REN Apartment: Double-Height Veranda Living Above Nova Lima Skies
REN Apartment crowns the top of a building in Nova Lima, Brazil, where Jacobsen Arquitetura works with horizon-wide views in every direction. The duplex apartment for a young family turns its split levels, broad veranda, and long runs of glass into a continuous social landscape. Generous outdoor living, shaded by timber brise-soleils, anchors daily life high above the city and the surrounding mountains.











Morning light reaches the upper floor first, sliding across the brise-soleil lattice and touching the veranda before it reaches the long interior rooms. From the edge of the pool to the far end of the living room, views swing between mountain ridges and dense city, giving each level a clear horizon to claim.

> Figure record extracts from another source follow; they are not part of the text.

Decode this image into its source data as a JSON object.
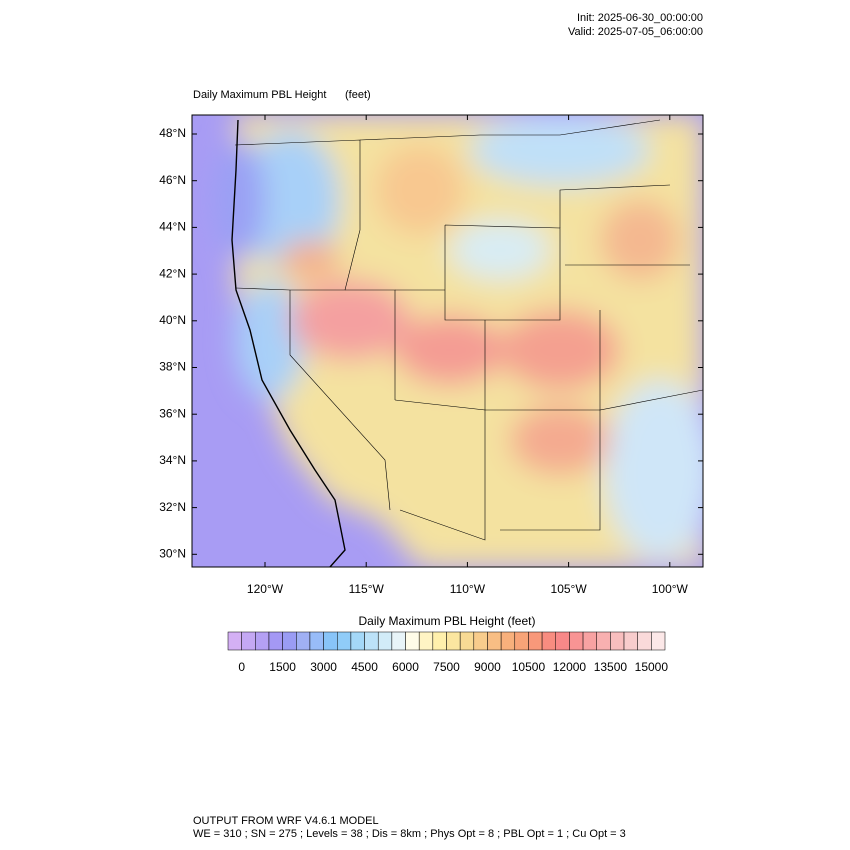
{
  "header": {
    "init": "Init: 2025-06-30_00:00:00",
    "valid": "Valid: 2025-07-05_06:00:00"
  },
  "map": {
    "title": "Daily Maximum PBL Height",
    "units": "(feet)",
    "lat_labels": [
      "48°N",
      "46°N",
      "44°N",
      "42°N",
      "40°N",
      "38°N",
      "36°N",
      "34°N",
      "32°N",
      "30°N"
    ],
    "lon_labels": [
      "120°W",
      "115°W",
      "110°W",
      "105°W",
      "100°W"
    ]
  },
  "colorbar": {
    "title": "Daily Maximum PBL Height  (feet)",
    "ticks": [
      0,
      1500,
      3000,
      4500,
      6000,
      7500,
      9000,
      10500,
      12000,
      13500,
      15000
    ],
    "colors": [
      "#d4b0f4",
      "#c4a8f4",
      "#b4a0f4",
      "#a498f4",
      "#9a9cf4",
      "#a0b0f4",
      "#98bcf8",
      "#88c4f8",
      "#90ccf8",
      "#a4d8f8",
      "#bce2f8",
      "#d2ecf8",
      "#e8f4f8",
      "#fffce8",
      "#fff4c4",
      "#fff0ac",
      "#fbe6a0",
      "#f8da94",
      "#f8cc8c",
      "#f8be84",
      "#f8b07c",
      "#f8a478",
      "#f8987a",
      "#f88c80",
      "#f88888",
      "#f89494",
      "#f8a2a2",
      "#f8b0b0",
      "#f8bebe",
      "#f8cccc",
      "#fadada",
      "#fce8e8"
    ]
  },
  "footer": {
    "line1": "OUTPUT FROM WRF V4.6.1 MODEL",
    "line2": "WE = 310 ; SN = 275 ; Levels = 38 ; Dis = 8km ; Phys Opt = 8 ; PBL Opt = 1 ; Cu Opt = 3"
  }
}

This apartment is a two-level penthouse in Nova Lima, Brazil, arranged by Jacobsen Arquitetura for a young couple and their children. The project treats program as a sequence that stretches from the social hall to the veranda, then up to the more protected bedrooms above. Movement, rather than pure form, ties together the double-height veranda, the glazed living room, and the intimate upper floor.
A visitor steps out of the elevator into the lower social hall, where a large tapestry by Norberto Nicola sets a textured introduction. To one side, an elongated living and dining room runs parallel to full-height glass, with the city and mountains framed like a continuous mural along its length. A stone bench tracks this window wall, anchoring the glazing with a solid line where people pause, sit, or lean into the view. Daily life stretches along this axis, so dining, sitting, and circulation share the same panoramic backdrop.
Linking Hall And Veranda
Turning in the opposite direction, the layout opens toward the large veranda that defines the apartment’s social character. This outdoor room rises through a double height volume, so the eye moves up as much as out to the landscape beyond. Wooden brise-soleils wrap the tall glass planes, tempering sun while keeping the visual connection to the mountains and city in constant play. A pool and a gourmet area stretch across the veranda, so cooking, swimming, and gathering remain tightly connected to the skyline.
Continuous Social Floor
The same brise-soleil system that defines the veranda continues as a ceiling lining, tying together all the social zones on the lower level. This shared surface guides movement from the living and dining room to the kitchen, wine cellar, and office without abrupt breaks. Gray lacquer panels conceal doors, cabinets, and the elevator, so circulation lines stay legible and walls read as calm, consistent planes. People move from one activity to another along clear paths, always with a glimpse back toward light and landscape.
Stair As Vertical Pivot
Near the center of the plan, the staircase becomes a vertical hinge between the two floors. Wooden brise-soleils wrap its walls and ceiling, turning the climb into a rhythmic journey of filtered light and moving shadows. Each step connects the animated lower level to the quieter upper floor, where the master suite, children’s suites, playroom, and home theater sit in a more protected band. A separate service stair links directly to the kitchen circulation, keeping back-of-house movement efficient yet discreet.
Daily Life On Two Levels
Furniture and art choices support this clear division between social and intimate realms without creating a hard break. Brazilian and Italian pieces by designers such as Jorge Zalszupin, Claudia Moreira Salles, and Roberto Lazzeroni give weight to the living areas, while works by Vik Muniz, Daniel Senise, and Laura Vinci punctuate long walls and quiet corners. The social floor absorbs larger gatherings, meals, and outdoor time, while the upper level concentrates sleep, play, and shared movie nights in closer, more contained rooms. Each day traces a loop between these two layers, always passing through light, shadow, and the long views that define the apartment’s character.
By night, the veranda glows as a kind of bridge between city lights and the dark outline of the mountains. Families drift from water’s edge to dining table, then up the stair toward the quiet of the suites. The project holds together through this steady movement, using level changes and filtered daylight to give structure to life high above Nova Lima.